Und zweitens: „Wie oft hat man diese naive Entschuldigung aus dem Mund derer gehört, die zwar Wert darauf legen, als gute Katholiken zu gelten, aber dennoch behaupten, Fasten und Abstinenz seien ihnen zu beschwerlich und ermüdeten sie. Das klingt, als verfolgte das Fast- und Abstinenzgebot das einzige Ziel, dem ‚von der Sünde beherrschten Leib‘ (Röm 6,6) ein schweres Joch aufzubürden. In Wahrheit haben diese Menschen jeden Sinn für die Realität verloren. Ihr Erstaunen wird groß sein, wenn am Tag des Endgerichts unser Herr sie mit so vielen armen Muslimen konfrontieren wird, die inmitten einer verkommenen und auf Lust bedachten Gesellschaft jedes Jahr in sich selbst die Motivation finden, die härtesten Verzichtsleistungen an den 30 Tagen des Ramadan zu vollbringen.“
In der Regel des heiligen Benedikt heißt es: „Dem Gottesdienst soll nichts vorgezogen werden.“ Wer dieses benediktinische Diktum – das gleichzeitig auch für die ganze Kirche der Maßstab ist – ernst nimmt, ist mit der „Einführung in das liturgische Jahr“ sehr gut bedient.
Guéranger, Prosper: „Einführung in das liturgische Jahr“. EOS Verlag, St. Ottilien 2014, 216 Seiten, 19,95€. Das Buch kann hier erworben werden.
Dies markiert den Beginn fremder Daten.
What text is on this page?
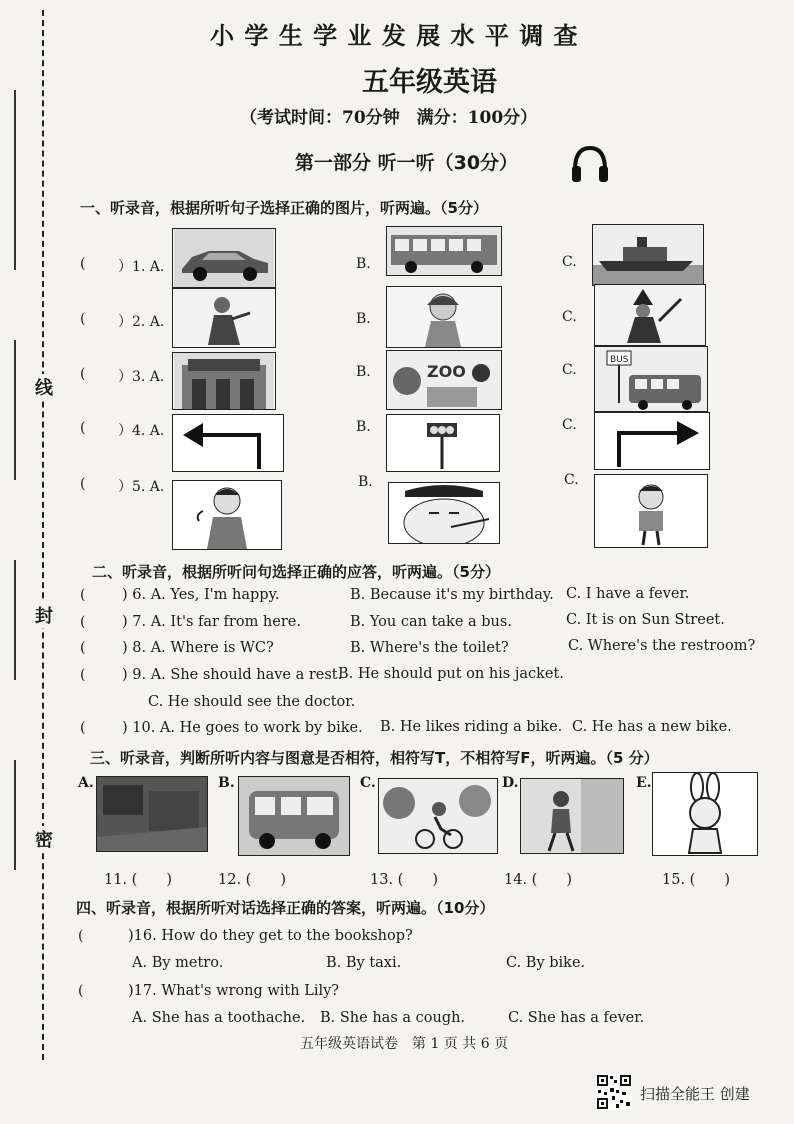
线
封
密
小 学 生 学 业 发 展 水 平 调 查
五年级英语
（考试时间：70分钟　满分：100分）
第一部分 听一听（30分）
一、听录音，根据所听句子选择正确的图片，听两遍。（5分）
( ）1. A.	B.	C.
( ）2. A.	B.	C.
( ）3. A.	B.	ZOO	C.
BUS
( ）4. A.	B.	C.
( ）5. A.	B.	C.
二、听录音，根据所听问句选择正确的应答，听两遍。（5分）
(	) 6. A. Yes, I'm happy.	B. Because it's my birthday. C. I have a fever.
(	) 7. A. It's far from here.	B. You can take a bus.	C. It is on Sun Street.
(	) 8. A. Where is WC?	B. Where's the toilet?	C. Where's the restroom?
(	) 9. A. She should have a rest.
B. He should put on his jacket.
C. He should see the doctor.
(	) 10. A. He goes to work by bike. B. He likes riding a bike. C. He has a new bike.
三、听录音，判断所听内容与图意是否相符，相符写T，不相符写F，听两遍。（5 分）
A.	B.	C.	D.	E.
11. (　　)	12. (　　)	13. (　　)	14. (　　)	15. (　　)
四、听录音，根据所听对话选择正确的答案，听两遍。（10分）
(	)16. How do they get to the bookshop?
A. By metro.	B. By taxi.	C. By bike.
(	)17. What's wrong with Lily?
A. She has a toothache. B. She has a cough.	C. She has a fever.
五年级英语试卷　第 1 页 共 6 页
扫描全能王 创建
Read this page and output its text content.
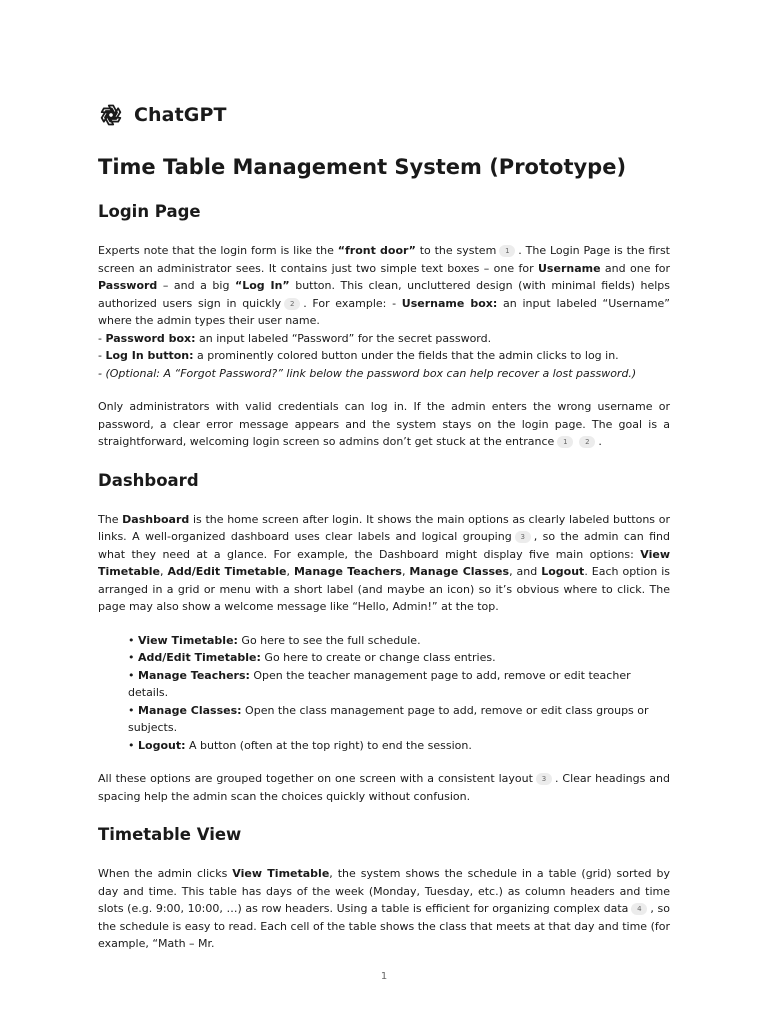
ChatGPT
Time Table Management System (Prototype)
Login Page

Experts note that the login form is like the “front door” to the system 1 . The Login Page is the first screen an administrator sees. It contains just two simple text boxes – one for Username and one for Password – and a big “Log In” button. This clean, uncluttered design (with minimal fields) helps authorized users sign in quickly 2 . For example: - Username box: an input labeled “Username” where the admin types their user name.

- Password box: an input labeled “Password” for the secret password.
- Log In button: a prominently colored button under the fields that the admin clicks to log in.
- (Optional: A “Forgot Password?” link below the password box can help recover a lost password.)

Only administrators with valid credentials can log in. If the admin enters the wrong username or password, a clear error message appears and the system stays on the login page. The goal is a straightforward, welcoming login screen so admins don’t get stuck at the entrance 1	2 .

Dashboard

The Dashboard is the home screen after login. It shows the main options as clearly labeled buttons or links. A well-organized dashboard uses clear labels and logical grouping 3 , so the admin can find what they need at a glance. For example, the Dashboard might display five main options: View Timetable, Add/Edit Timetable, Manage Teachers, Manage Classes, and Logout. Each option is arranged in a grid or menu with a short label (and maybe an icon) so it’s obvious where to click. The page may also show a welcome message like “Hello, Admin!” at the top.

• View Timetable: Go here to see the full schedule.
• Add/Edit Timetable: Go here to create or change class entries.
• Manage Teachers: Open the teacher management page to add, remove or edit teacher details.
• Manage Classes: Open the class management page to add, remove or edit class groups or subjects.
• Logout: A button (often at the top right) to end the session.

All these options are grouped together on one screen with a consistent layout 3 . Clear headings and spacing help the admin scan the choices quickly without confusion.

Timetable View

When the admin clicks View Timetable, the system shows the schedule in a table (grid) sorted by day and time. This table has days of the week (Monday, Tuesday, etc.) as column headers and time slots (e.g. 9:00, 10:00, …) as row headers. Using a table is efficient for organizing complex data 4 , so the schedule is easy to read. Each cell of the table shows the class that meets at that day and time (for example, “Math – Mr.

1
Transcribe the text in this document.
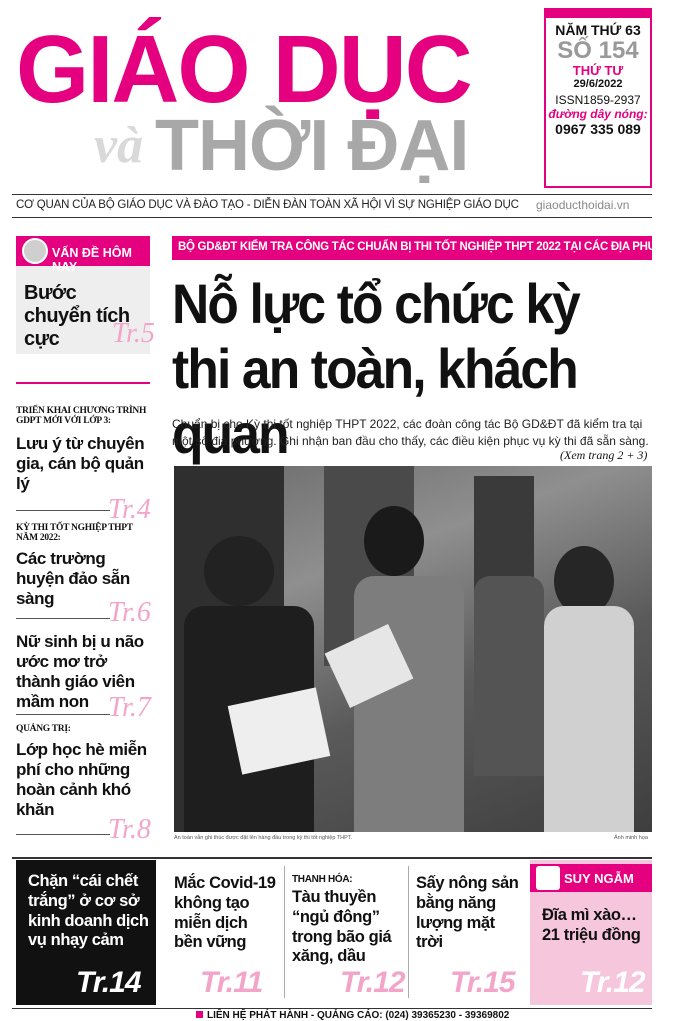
GIÁO DỤC
THỜI ĐẠI
và
NĂM THỨ 63
SỐ 154
THỨ TƯ
29/6/2022
ISSN1859-2937
đường dây nóng:
0967 335 089
CƠ QUAN CỦA BỘ GIÁO DỤC VÀ ĐÀO TẠO - DIỄN ĐÀN TOÀN XÃ HỘI VÌ SỰ NGHIỆP GIÁO DỤC giaoducthoidai.vn
VẤN ĐỀ HÔM NAY
Bước chuyển tích cực	Tr.5
TRIỂN KHAI CHƯƠNG TRÌNH GDPT MỚI VỚI LỚP 3:
Lưu ý từ chuyên gia, cán bộ quản lý
Tr.4
KỲ THI TỐT NGHIỆP THPT NĂM 2022:
Các trường huyện đảo sẵn sàng	Tr.6
Nữ sinh bị u não ước mơ trở thành giáo viên mầm non Tr.7
QUẢNG TRỊ:
Lớp học hè miễn phí cho những hoàn cảnh khó khăn
Tr.8
BỘ GD&ĐT KIỂM TRA CÔNG TÁC CHUẨN BỊ THI TỐT NGHIỆP THPT 2022 TẠI CÁC ĐỊA PHƯƠNG:
Nỗ lực tổ chức kỳ thi an toàn, khách quan
Chuẩn bị cho Kỳ thi tốt nghiệp THPT 2022, các đoàn công tác Bộ GD&ĐT đã kiểm tra tại một số địa phương. Ghi nhận ban đầu cho thấy, các điều kiện phục vụ kỳ thi đã sẵn sàng.
(Xem trang 2 + 3)
An toàn vẫn ghi thúc được đặt lên hàng đầu trong kỳ thi tốt nghiệp THPT.	Ảnh minh họa
Chặn “cái chết trắng” ở cơ sở kinh doanh dịch vụ nhạy cảm
Tr.14
Mắc Covid-19 không tạo miễn dịch bền vững
Tr.11
THANH HÓA:
Tàu thuyền “ngủ đông” trong bão giá xăng, dầu
Tr.12
Sấy nông sản bằng năng lượng mặt trời
Tr.15
Đĩa mì xào… 21 triệu đồng
Tr.12
SUY NGẪM
LIÊN HỆ PHÁT HÀNH - QUẢNG CÁO: (024) 39365230 - 39369802
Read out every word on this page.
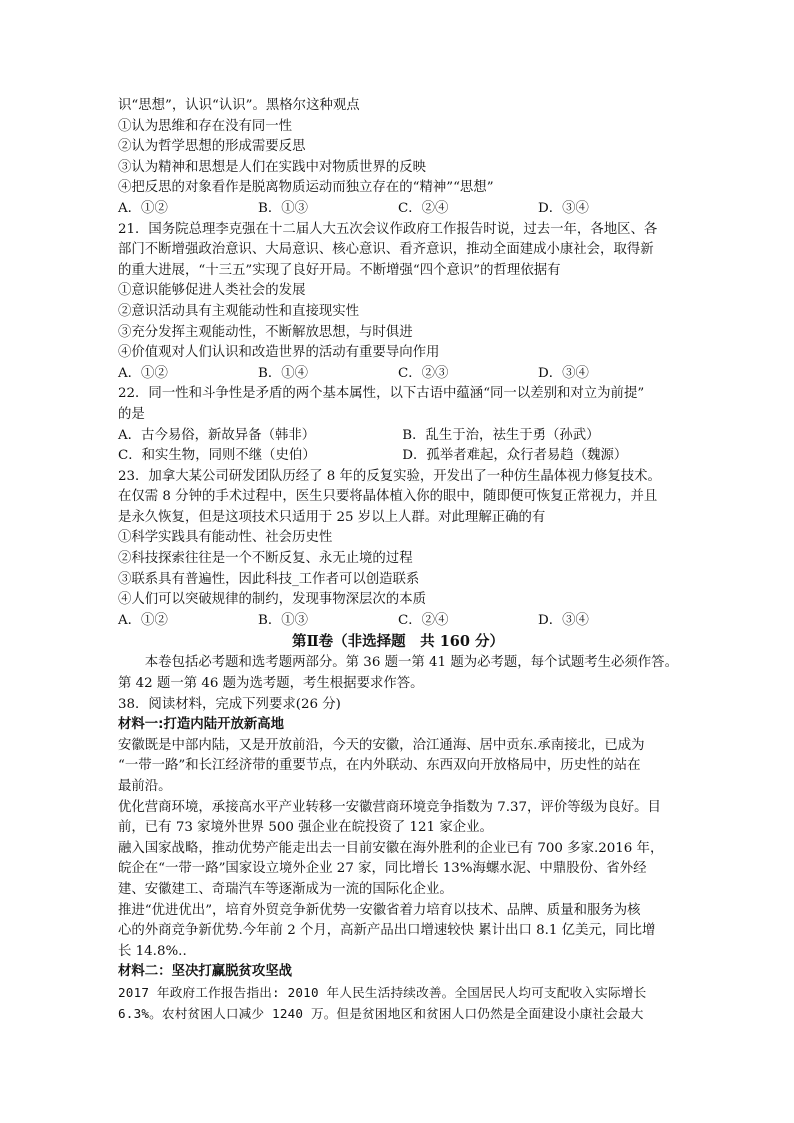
识“思想”，认识“认识”。黑格尔这种观点
①认为思维和存在没有同一性
②认为哲学思想的形成需要反思
③认为精神和思想是人们在实践中对物质世界的反映
④把反思的对象看作是脱离物质运动而独立存在的“精神”“思想”
A．①②	B．①③	C．②④	D．③④
21．国务院总理李克强在十二届人大五次会议作政府工作报告时说，过去一年，各地区、各
部门不断增强政治意识、大局意识、核心意识、看齐意识，推动全面建成小康社会，取得新
的重大进展，“十三五”实现了良好开局。不断增强“四个意识”的哲理依据有
①意识能够促进人类社会的发展
②意识活动具有主观能动性和直接现实性
③充分发挥主观能动性，不断解放思想，与时俱进
④价值观对人们认识和改造世界的活动有重要导向作用
A．①②	B．①④	C．②③	D．③④
22．同一性和斗争性是矛盾的两个基本属性，以下古语中蕴涵“同一以差别和对立为前提”
的是
A．古今易俗，新故异备（韩非）	B．乱生于治，祛生于勇（孙武）
C．和实生物，同则不继（史伯）	D．孤举者难起，众行者易趋（魏源）
23．加拿大某公司研发团队历经了 8 年的反复实验，开发出了一种仿生晶体视力修复技术。
在仅需 8 分钟的手术过程中，医生只要将晶体植入你的眼中，随即便可恢复正常视力，并且
是永久恢复，但是这项技术只适用于 25 岁以上人群。对此理解正确的有
①科学实践具有能动性、社会历史性
②科技探索往往是一个不断反复、永无止境的过程
③联系具有普遍性，因此科技_工作者可以创造联系
④人们可以突破规律的制约，发现事物深层次的本质
A．①②	B．①③	C．②④	D．③④
第Ⅱ卷（非选择题　共 160 分）
本卷包括必考题和选考题两部分。第 36 题一第 41 题为必考题，每个试题考生必须作答。
第 42 题一第 46 题为选考题，考生根据要求作答。
38．阅读材料，完成下列要求(26 分)
材料一:打造内陆开放新高地
安徽既是中部内陆，又是开放前沿，今天的安徽，洽江通海、居中贡东.承南接北，已成为
“一带一路”和长江经济带的重要节点，在内外联动、东西双向开放格局中，历史性的站在
最前沿。
优化营商环境，承接高水平产业转移一安徽营商环境竞争指数为 7.37，评价等级为良好。目
前，已有 73 家境外世界 500 强企业在皖投资了 121 家企业。
融入国家战略，推动优势产能走出去一目前安徽在海外胜利的企业已有 700 多家.2016 年，
皖企在“一带一路”国家设立境外企业 27 家，同比增长 13%海螺水泥、中鼎股份、省外经
建、安徽建工、奇瑞汽车等逐渐成为一流的国际化企业。
推进“优进优出”，培育外贸竞争新优势一安徽省着力培育以技术、品牌、质量和服务为核
心的外商竞争新优势.今年前 2 个月，高新产品出口增速较快 累计出口 8.1 亿美元，同比增
长 14.8%..
材料二：坚决打赢脱贫攻坚战
2017 年政府工作报告指出: 2010 年人民生活持续改善。全国居民人均可支配收入实际增长
6.3%。农村贫困人口减少 1240 万。但是贫困地区和贫困人口仍然是全面建设小康社会最大
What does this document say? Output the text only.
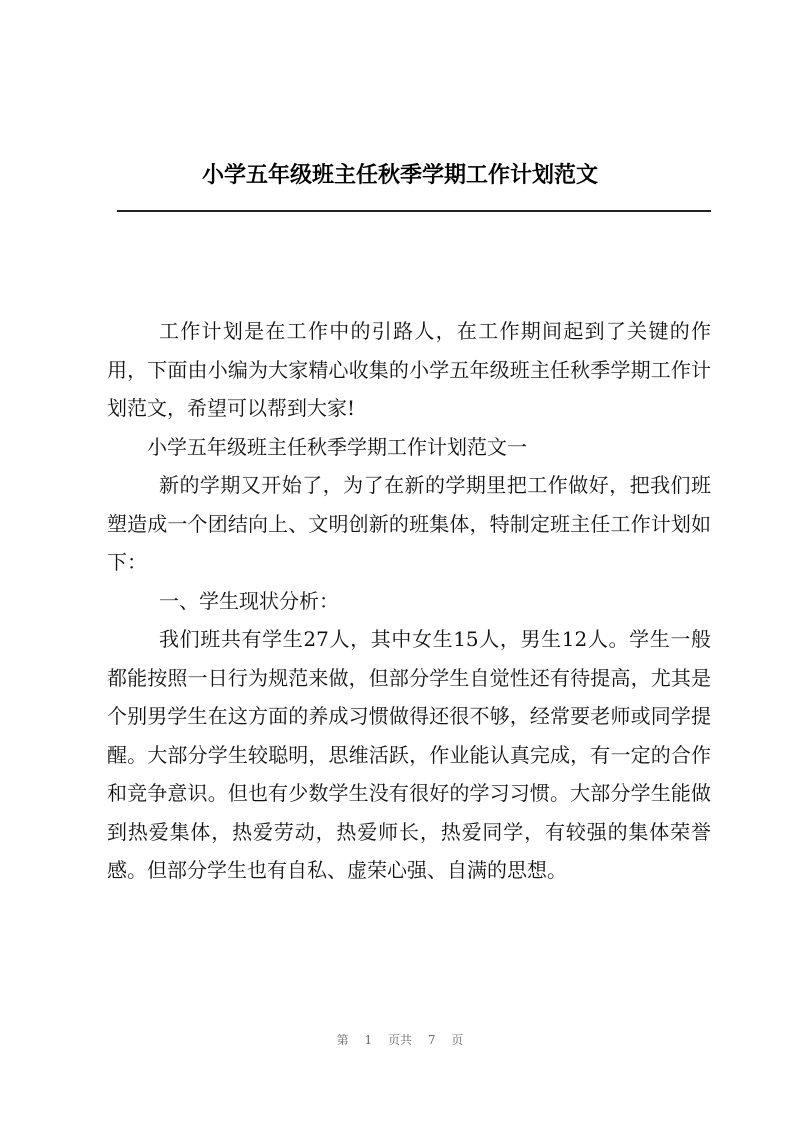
小学五年级班主任秋季学期工作计划范文

工作计划是在工作中的引路人，在工作期间起到了关键的作用，下面由小编为大家精心收集的小学五年级班主任秋季学期工作计划范文，希望可以帮到大家!

小学五年级班主任秋季学期工作计划范文一

新的学期又开始了，为了在新的学期里把工作做好，把我们班塑造成一个团结向上、文明创新的班集体，特制定班主任工作计划如下：

一、学生现状分析：

我们班共有学生27人，其中女生15人，男生12人。学生一般都能按照一日行为规范来做，但部分学生自觉性还有待提高，尤其是个别男学生在这方面的养成习惯做得还很不够，经常要老师或同学提醒。大部分学生较聪明，思维活跃，作业能认真完成，有一定的合作和竞争意识。但也有少数学生没有很好的学习习惯。大部分学生能做到热爱集体，热爱劳动，热爱师长，热爱同学，有较强的集体荣誉感。但部分学生也有自私、虚荣心强、自满的思想。

第 1 页共 7 页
Danke für diesen Beitrag. Das Buch werde ich mir anschaffen. „Dem Gottesdienst soll nichts vorgezogen werden“, ohne diesen Maßstab kann sich die Kirche nicht erneuern.
Wie das Buch auf die Schreibtische von Priestern der Tradition, ich meine hier speziell die FSSPX-Priester, gelangt, ist leider nicht zu klären.
Die Volksfrömmigkeit hat ihr gutes Recht. Darin war die katholische Kirche immer weise. Aber die Volksfrömmigkeit darf das liturgische Beten nicht überwuchern. Und dafür, dass das nicht geschieht, sind die Priester zuständig.
Natürlich sind die FSSPX-Priester stark belastet. Die Kapellen liegen oft weit auseinander, sie müssen weite Fahrten in Kauf nehmen. Eifer darf man ihnen nicht absprechen. Doch das ändert nichts: Die Priester prägen auf Dauer das Gebetsleben der Gläubigen. Und hier ist was zu tun.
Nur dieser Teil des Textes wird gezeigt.